Language and thought: How are they related?
Title of the course:
Language and Thought, how are they related?
What is the relationship between language and thought? Is human cognition meaningfully affected by experience with one language versus another? What might human cognition be like in the absence of language entirely? We will begin by reviewing some of the classic formulations of the so-called “Whorfian” question and consider how to ask the question in a sensible way (“the logical problem”). We will then review some basic facts about how linguistic experiences differ from nonlinguistic experiences and the relevance of linguistic diversity (“the empirical problem”). Next, we will review of some of the experimental approaches researchers have used to investigate the relationships between language and “nonlinguistic” cognition. We will end by taking stock: What do we know? What do we not know? What kinds of data—both descriptive and experimental—would help turn our state of ignorance into knowledge?

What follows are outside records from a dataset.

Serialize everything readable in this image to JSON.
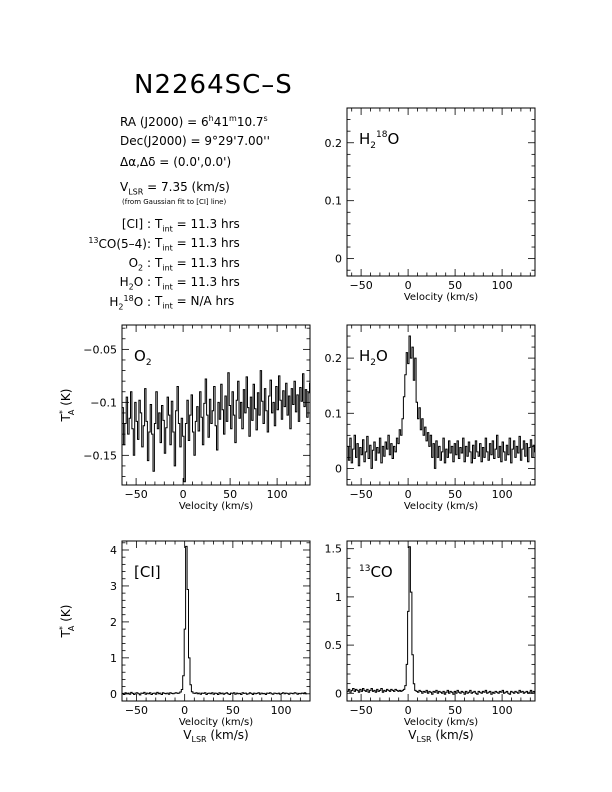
{
  "title": "N2264SC–S",
  "header_info": {
    "ra": {
      "label": "RA (J2000) =",
      "h": "6",
      "m": "41",
      "s": "10.7"
    },
    "dec": {
      "label": "Dec(J2000) =",
      "value": "9°29'7.00''"
    },
    "offset": {
      "label": "Δα,Δδ =",
      "value": "(0.0',0.0')"
    },
    "vlsr": {
      "label_main": "V",
      "label_sub": "LSR",
      "value": "= 7.35 (km/s)"
    },
    "vlsr_note": "(from Gaussian fit to [CI] line)",
    "integrations": [
      {
        "line": "[CI]",
        "tint": "11.3"
      },
      {
        "line": "13CO(5–4)",
        "tint": "11.3"
      },
      {
        "line": "O2",
        "tint": "11.3"
      },
      {
        "line": "H2O",
        "tint": "11.3"
      },
      {
        "line": "H2 18O",
        "tint": "N/A"
      }
    ],
    "tint_label": "T",
    "tint_sub": "int",
    "hrs": "hrs"
  },
  "axis_text": {
    "velocity": "Velocity (km/s)",
    "vlsr": "V",
    "vlsr_sub": "LSR",
    "vlsr_unit": "(km/s)",
    "ta": "T",
    "ta_sup": "*",
    "ta_sub": "A",
    "ta_unit": "(K)"
  },
  "chart_data": [
    {
      "id": "h218o",
      "type": "line",
      "label_main": "H",
      "label_sub": "2",
      "label_sup": "18",
      "label_tail": "O",
      "xlim": [
        -65,
        135
      ],
      "ylim": [
        -0.03,
        0.26
      ],
      "xticks": [
        -50,
        0,
        50,
        100
      ],
      "yticks": [
        0,
        0.1,
        0.2
      ],
      "xlabel": "Velocity (km/s)",
      "ylabel": "",
      "series": []
    },
    {
      "id": "o2",
      "type": "line",
      "label_main": "O",
      "label_sub": "2",
      "xlim": [
        -65,
        135
      ],
      "ylim": [
        -0.178,
        -0.027
      ],
      "xticks": [
        -50,
        0,
        50,
        100
      ],
      "yticks": [
        -0.15,
        -0.1,
        -0.05
      ],
      "xlabel": "Velocity (km/s)",
      "ylabel": "TA* (K)",
      "series": [
        {
          "x_start": -65,
          "x_step": 1.5,
          "values": [
            -0.105,
            -0.14,
            -0.12,
            -0.095,
            -0.13,
            -0.115,
            -0.09,
            -0.125,
            -0.15,
            -0.1,
            -0.118,
            -0.135,
            -0.098,
            -0.11,
            -0.142,
            -0.122,
            -0.087,
            -0.118,
            -0.155,
            -0.128,
            -0.102,
            -0.13,
            -0.165,
            -0.12,
            -0.09,
            -0.125,
            -0.11,
            -0.138,
            -0.103,
            -0.117,
            -0.148,
            -0.124,
            -0.095,
            -0.112,
            -0.14,
            -0.099,
            -0.128,
            -0.16,
            -0.108,
            -0.085,
            -0.12,
            -0.142,
            -0.115,
            -0.132,
            -0.175,
            -0.12,
            -0.098,
            -0.136,
            -0.112,
            -0.093,
            -0.128,
            -0.15,
            -0.118,
            -0.104,
            -0.127,
            -0.09,
            -0.114,
            -0.14,
            -0.101,
            -0.078,
            -0.112,
            -0.133,
            -0.097,
            -0.12,
            -0.108,
            -0.085,
            -0.122,
            -0.145,
            -0.1,
            -0.116,
            -0.083,
            -0.107,
            -0.13,
            -0.094,
            -0.118,
            -0.072,
            -0.103,
            -0.125,
            -0.09,
            -0.112,
            -0.138,
            -0.098,
            -0.08,
            -0.115,
            -0.1,
            -0.125,
            -0.088,
            -0.11,
            -0.076,
            -0.105,
            -0.132,
            -0.095,
            -0.117,
            -0.083,
            -0.106,
            -0.126,
            -0.091,
            -0.112,
            -0.07,
            -0.099,
            -0.12,
            -0.087,
            -0.108,
            -0.128,
            -0.094,
            -0.079,
            -0.11,
            -0.1,
            -0.122,
            -0.085,
            -0.107,
            -0.075,
            -0.098,
            -0.116,
            -0.089,
            -0.104,
            -0.082,
            -0.112,
            -0.094,
            -0.125,
            -0.087,
            -0.102,
            -0.08,
            -0.109,
            -0.093,
            -0.118,
            -0.086,
            -0.099,
            -0.073,
            -0.104,
            -0.088,
            -0.114,
            -0.091,
            -0.082,
            -0.106,
            -0.065
          ]
        }
      ]
    },
    {
      "id": "h2o",
      "type": "line",
      "label_main": "H",
      "label_sub": "2",
      "label_tail": "O",
      "xlim": [
        -65,
        135
      ],
      "ylim": [
        -0.03,
        0.26
      ],
      "xticks": [
        -50,
        0,
        50,
        100
      ],
      "yticks": [
        0,
        0.1,
        0.2
      ],
      "xlabel": "Velocity (km/s)",
      "ylabel": "",
      "series": [
        {
          "x_start": -65,
          "x_step": 1.5,
          "values": [
            0.04,
            0.015,
            0.055,
            0.01,
            0.035,
            0.06,
            0.02,
            0.045,
            0.005,
            0.038,
            0.025,
            0.052,
            0.012,
            0.03,
            0.058,
            0.018,
            0.042,
            0.0,
            0.033,
            0.048,
            0.015,
            0.038,
            0.028,
            0.055,
            0.01,
            0.04,
            0.022,
            0.048,
            0.035,
            0.06,
            0.025,
            0.045,
            0.018,
            0.04,
            0.03,
            0.055,
            0.045,
            0.07,
            0.06,
            0.09,
            0.13,
            0.17,
            0.21,
            0.19,
            0.24,
            0.2,
            0.22,
            0.16,
            0.2,
            0.12,
            0.09,
            0.11,
            0.07,
            0.09,
            0.06,
            0.075,
            0.05,
            0.065,
            0.04,
            0.06,
            0.02,
            0.045,
            0.0,
            0.05,
            0.02,
            0.04,
            0.015,
            0.03,
            0.055,
            0.01,
            0.035,
            0.02,
            0.05,
            0.028,
            0.04,
            0.012,
            0.045,
            0.025,
            0.05,
            0.018,
            0.038,
            0.028,
            0.055,
            0.012,
            0.04,
            0.022,
            0.048,
            0.03,
            0.01,
            0.042,
            0.018,
            0.05,
            0.03,
            0.022,
            0.045,
            0.012,
            0.038,
            0.02,
            0.055,
            0.03,
            0.015,
            0.045,
            0.025,
            0.05,
            0.018,
            0.035,
            0.06,
            0.02,
            0.04,
            0.012,
            0.048,
            0.03,
            0.015,
            0.042,
            0.025,
            0.055,
            0.01,
            0.035,
            0.05,
            0.02,
            0.04,
            0.028,
            0.058,
            0.015,
            0.035,
            0.05,
            0.022,
            0.045,
            0.012,
            0.038,
            0.052,
            0.02,
            0.042,
            0.03
          ]
        }
      ]
    },
    {
      "id": "ci",
      "type": "line",
      "label_main": "[CI]",
      "xlim": [
        -65,
        130
      ],
      "ylim": [
        -0.2,
        4.25
      ],
      "xticks": [
        -50,
        0,
        50,
        100
      ],
      "yticks": [
        0,
        1,
        2,
        3,
        4
      ],
      "xlabel": "Velocity (km/s)",
      "ylabel": "TA* (K)",
      "series": [
        {
          "x_start": -65,
          "x_step": 1.5,
          "values": [
            0.01,
            -0.02,
            0.03,
            0.0,
            0.02,
            -0.01,
            0.04,
            0.01,
            -0.02,
            0.02,
            0.03,
            0.0,
            -0.03,
            0.02,
            0.01,
            0.04,
            -0.01,
            0.02,
            0.0,
            0.03,
            -0.02,
            0.01,
            0.02,
            -0.01,
            0.04,
            0.0,
            0.02,
            -0.02,
            0.03,
            0.01,
            0.0,
            0.02,
            -0.01,
            0.03,
            0.01,
            0.0,
            0.02,
            0.03,
            0.01,
            0.02,
            0.05,
            0.12,
            0.5,
            1.8,
            4.1,
            2.9,
            1.0,
            0.25,
            0.06,
            0.02,
            0.01,
            0.03,
            0.0,
            0.02,
            -0.01,
            0.02,
            0.01,
            0.03,
            -0.02,
            0.01,
            0.02,
            0.0,
            0.03,
            -0.01,
            0.02,
            0.01,
            -0.02,
            0.03,
            0.0,
            0.02,
            -0.01,
            0.01,
            0.03,
            0.0,
            -0.02,
            0.02,
            0.01,
            0.03,
            -0.01,
            0.02,
            0.0,
            0.01,
            -0.02,
            0.03,
            0.01,
            0.02,
            -0.01,
            0.0,
            0.03,
            0.01,
            -0.02,
            0.02,
            0.0,
            0.01,
            0.03,
            -0.01,
            0.02,
            0.0,
            0.01,
            -0.02,
            0.02,
            0.01,
            0.03,
            0.0,
            -0.01,
            0.02,
            0.01,
            0.0,
            0.02,
            -0.01,
            0.01,
            0.03,
            0.0,
            0.02,
            0.01,
            -0.01,
            0.02,
            0.01,
            0.0,
            0.03,
            0.02,
            -0.01,
            0.01,
            0.0,
            0.02,
            0.01,
            0.03,
            0.0
          ]
        }
      ]
    },
    {
      "id": "13co",
      "type": "line",
      "label_main": "CO",
      "label_sup": "13",
      "xlim": [
        -65,
        135
      ],
      "ylim": [
        -0.08,
        1.58
      ],
      "xticks": [
        -50,
        0,
        50,
        100
      ],
      "yticks": [
        0,
        0.5,
        1,
        1.5
      ],
      "xlabel": "Velocity (km/s)",
      "ylabel": "",
      "series": [
        {
          "x_start": -65,
          "x_step": 1.5,
          "values": [
            0.02,
            0.04,
            0.01,
            0.03,
            0.05,
            0.02,
            0.04,
            0.03,
            0.01,
            0.04,
            0.02,
            0.05,
            0.03,
            0.02,
            0.04,
            0.01,
            0.03,
            0.05,
            0.02,
            0.03,
            0.01,
            0.04,
            0.02,
            0.03,
            0.05,
            0.01,
            0.03,
            0.02,
            0.04,
            0.03,
            0.02,
            0.04,
            0.03,
            0.02,
            0.04,
            0.03,
            0.02,
            0.03,
            0.02,
            0.03,
            0.04,
            0.08,
            0.3,
            0.85,
            1.52,
            1.05,
            0.4,
            0.1,
            0.03,
            0.02,
            0.01,
            0.03,
            0.02,
            0.0,
            0.02,
            0.01,
            0.03,
            0.0,
            0.02,
            0.01,
            -0.01,
            0.02,
            0.01,
            0.03,
            0.0,
            0.02,
            0.01,
            0.0,
            0.02,
            -0.01,
            0.01,
            0.03,
            0.0,
            0.02,
            0.01,
            -0.01,
            0.02,
            0.0,
            0.03,
            0.01,
            0.0,
            0.02,
            0.01,
            -0.01,
            0.02,
            0.0,
            0.01,
            0.03,
            0.0,
            0.01,
            0.02,
            0.0,
            -0.01,
            0.02,
            0.01,
            0.0,
            0.02,
            0.01,
            0.03,
            0.0,
            0.01,
            0.02,
            -0.01,
            0.01,
            0.0,
            0.02,
            0.01,
            0.0,
            0.02,
            0.01,
            0.03,
            0.0,
            0.01,
            0.02,
            0.0,
            -0.01,
            0.02,
            0.01,
            0.0,
            0.02,
            0.01,
            0.0,
            0.03,
            0.01,
            0.02,
            0.0,
            0.01,
            0.02,
            0.0,
            0.01,
            0.03,
            0.0,
            0.02,
            0.01
          ]
        }
      ]
    }
  ]
}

Monday: What is at stake? The logical problem. Let’s get the issues straight!
Tuesday: Language diversity in grammar and vocabulary. The empirical problem. Turning the Sapir-Whorf Hypothesis into a scientific hypothesis. The empirical problem. What aspects of language should matter, why, and when?
Wednesday: The isolates of experience: categorization, nameability, and translation.
Thursday: Language experience in action: the case of color, number, and space.
Friday: Moving forward: how to proceed? The empirical and logical problems revisited.